First I sanded the wood after the glue dried. You’ll need to do this because the strapping is cheap wood. It’s hard enough to find straight pieces not full of knots, let alone smooth ones. I strongly recommend building a plastic cage like I did to keep the dust from invading and covering the rest of your entire house. I also put a fan in the window to blow the dust outside and you will absolutely need a respirator of some kind and eye protection. Simply attach strapping to the ceiling with plastic sheeting hanging down and weight the bottom of the sheets with more strapping to eliminate too much movement, like so-
Initial sanding complete, I was ready to vacuum the sawdust that remained and start to fill the gaps with putty. Originally, I intended to only fill the large gaps, but my OCD got the best of me, so I spent a VERY, VERY long time filling ALL the gaps between the slats and the nail holes. The plastic wood I tried this time was the perfect product for the job. It dried quickly and went on pink, drying to a natural wood color. I just prayed that it would stain like wood as the label claimed. I sanded the dried putty and wood slats to a smooth finish, then prepared for stain.
After Plastic Wood application
Dried Plastic Wood
Dried and sanded
Step 5- Staining
This is when I allowed myself to get a little excited, catching a glimpse of the finish line for the first time. I started to stain, brushing it on and wiping it off in a few minutes, and my vision was becoming reality.
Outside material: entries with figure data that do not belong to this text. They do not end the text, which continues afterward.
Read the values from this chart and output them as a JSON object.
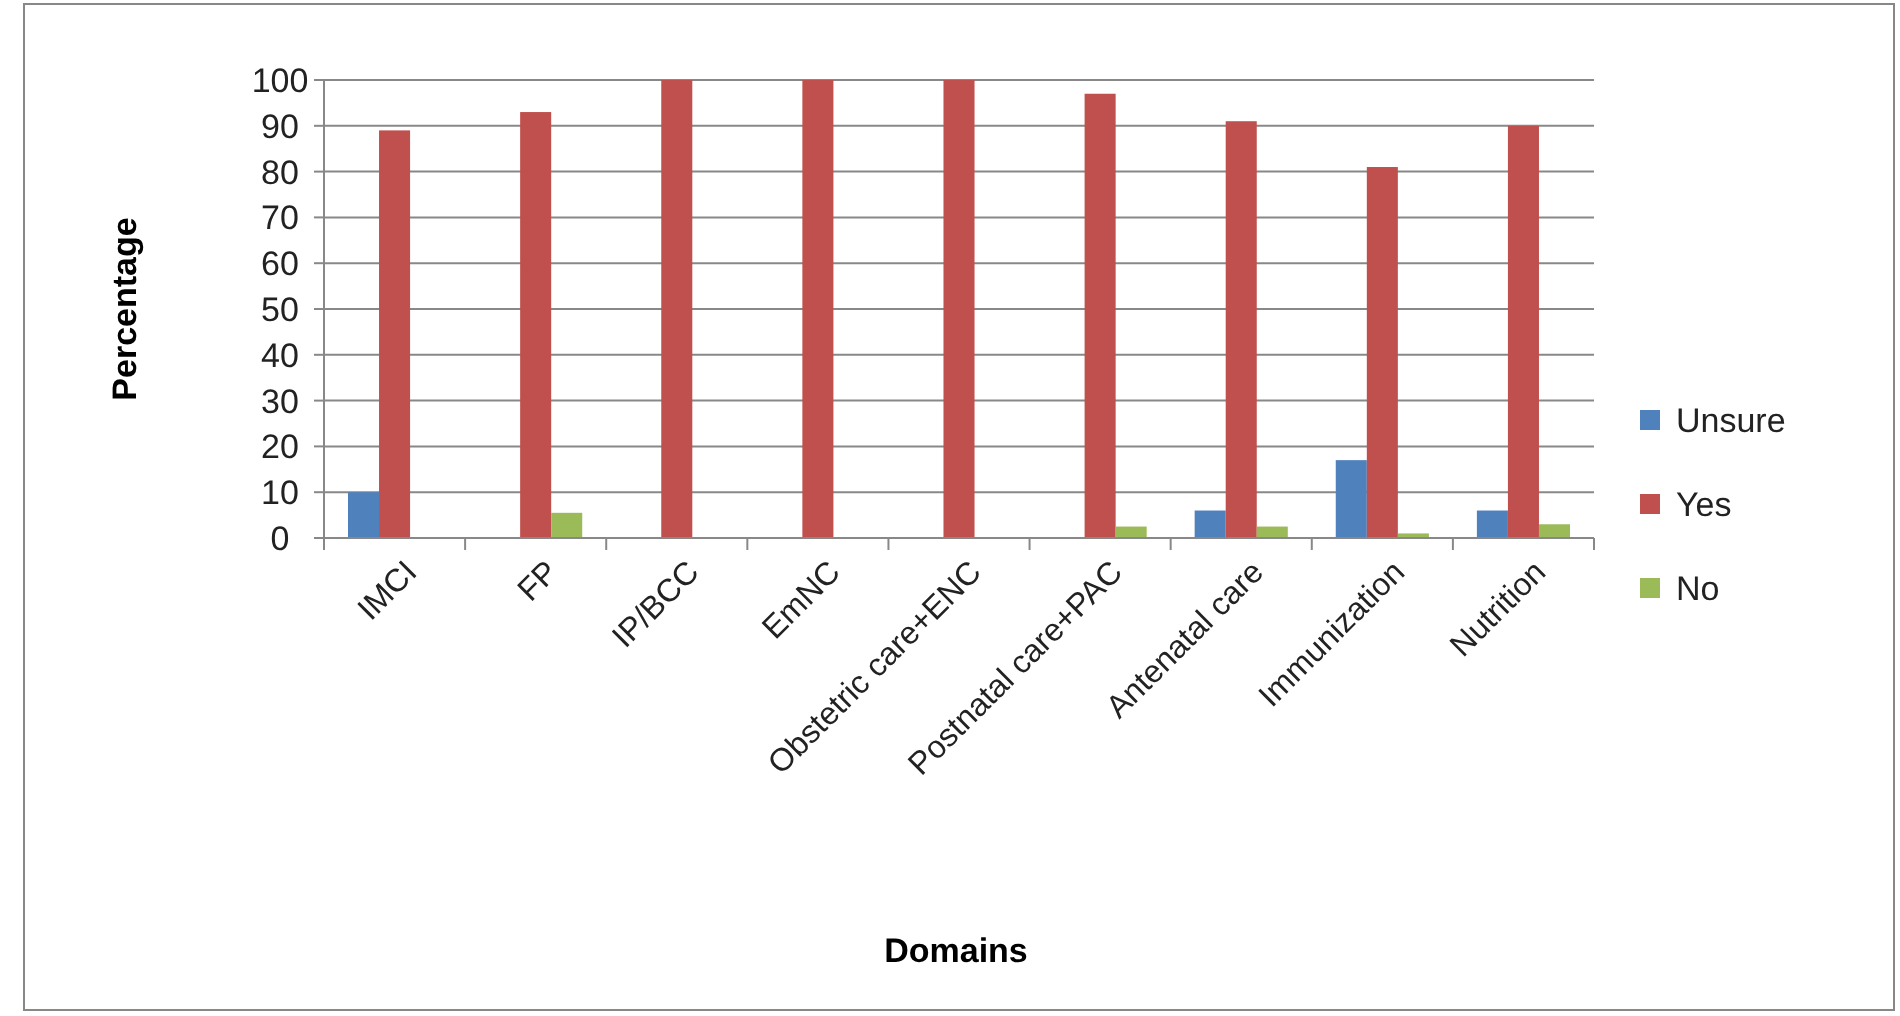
{
  "chart_data": {
    "type": "bar",
    "xlabel": "Domains",
    "ylabel": "Percentage",
    "categories": [
      "IMCI",
      "FP",
      "IP/BCC",
      "EmNC",
      "Obstetric care+ENC",
      "Postnatal care+PAC",
      "Antenatal care",
      "Immunization",
      "Nutrition"
    ],
    "series": [
      {
        "name": "Unsure",
        "color": "#4f81bd",
        "values": [
          10,
          0,
          0,
          0,
          0,
          0,
          6,
          17,
          6
        ]
      },
      {
        "name": "Yes",
        "color": "#c0504d",
        "values": [
          89,
          93,
          100,
          100,
          100,
          97,
          91,
          81,
          90
        ]
      },
      {
        "name": "No",
        "color": "#9bbb59",
        "values": [
          0,
          5.5,
          0,
          0,
          0,
          2.5,
          2.5,
          1,
          3
        ]
      }
    ],
    "ylim": [
      0,
      100
    ],
    "yticks": [
      0,
      10,
      20,
      30,
      40,
      50,
      60,
      70,
      80,
      90,
      100
    ],
    "grid": "y",
    "legend": "right"
  }
}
I wasn’t sure about the color because I had pictured a slightly lighter gray with green undertones (tying kitchen, dining and living together), and would maybe have gone with an ebony if I’d known. The staining was finished fairly fast, but I wasn’t in love. I took a little mahogany stain I had in the garage, lightly ran some over the top of the gray and was happy with the result.
Step 6- Backsplash
I originally thought that there was enough glass tile left from the previous owner’s work in the bathroom to complete a backsplash in the kitchen. I was mistaken. Working on a tight budget, I headed to Home Depot again and realized that there was no way I could justify the cost of new tile for the job. I thought about using some red cedar I had, but it just didn’t look right.
Eventually, I decided to try ripping the 1×2 strapping in half with the table saw (a terrifying job) and at first was discouraged that I couldn’t get all of the pieces to the same width. This was a blessing in disguise because I realized it was adding character to the overall look. I cut these into 12″ pieces, stained them with 4 different stain colors I had in the garage and staggered them, trying a few different variations before deciding on the final layout. I used a lot of Liquid Nails and a few pins from the brad nailer to attach them to the wall.
I’m pretty happy that I didn’t have enough tile!
Cut to 12″
Playing with the design
Step 7- Polyurethane
I only had to wait a few hours for the stains to dry and was able to come back and apply the polyurethane to the counter tops and the backsplash. This would take longer to dry- 2 hours to the touch, 48 hours for light use and a full week until we could roll full steam. I opted to leave the plastic up to keep the cat and children from doing damage, but I was unable to protect it from myself. I decided that 2 hours was a long enough wait before replacing the stove without risk of scratches. It wasn’t.
I touched up the area around the stove, the paint on the cabinets, caulked around the sink, picked up some clearance fabric Andrew chose and whipped together curtains, then finally was able to stand back to view the finished product. I’ll be darned if it didn’t exceed my expectations. Jamie was shocked and really loves it. My friend Sandy, who is also my realtor and tough to please (TOTALLY, KIDDING, SANDY! You’re are amazing and you know it), was very happy with the results as well, even trying to get me to do her counters. It’s still a small kitchen, but it’s a heck of a lot nicer than the old, gross laminate! Would I do it again? Um, I’ll get back to you on that.
Oh, and I should tell you guy that this whole project was around $200!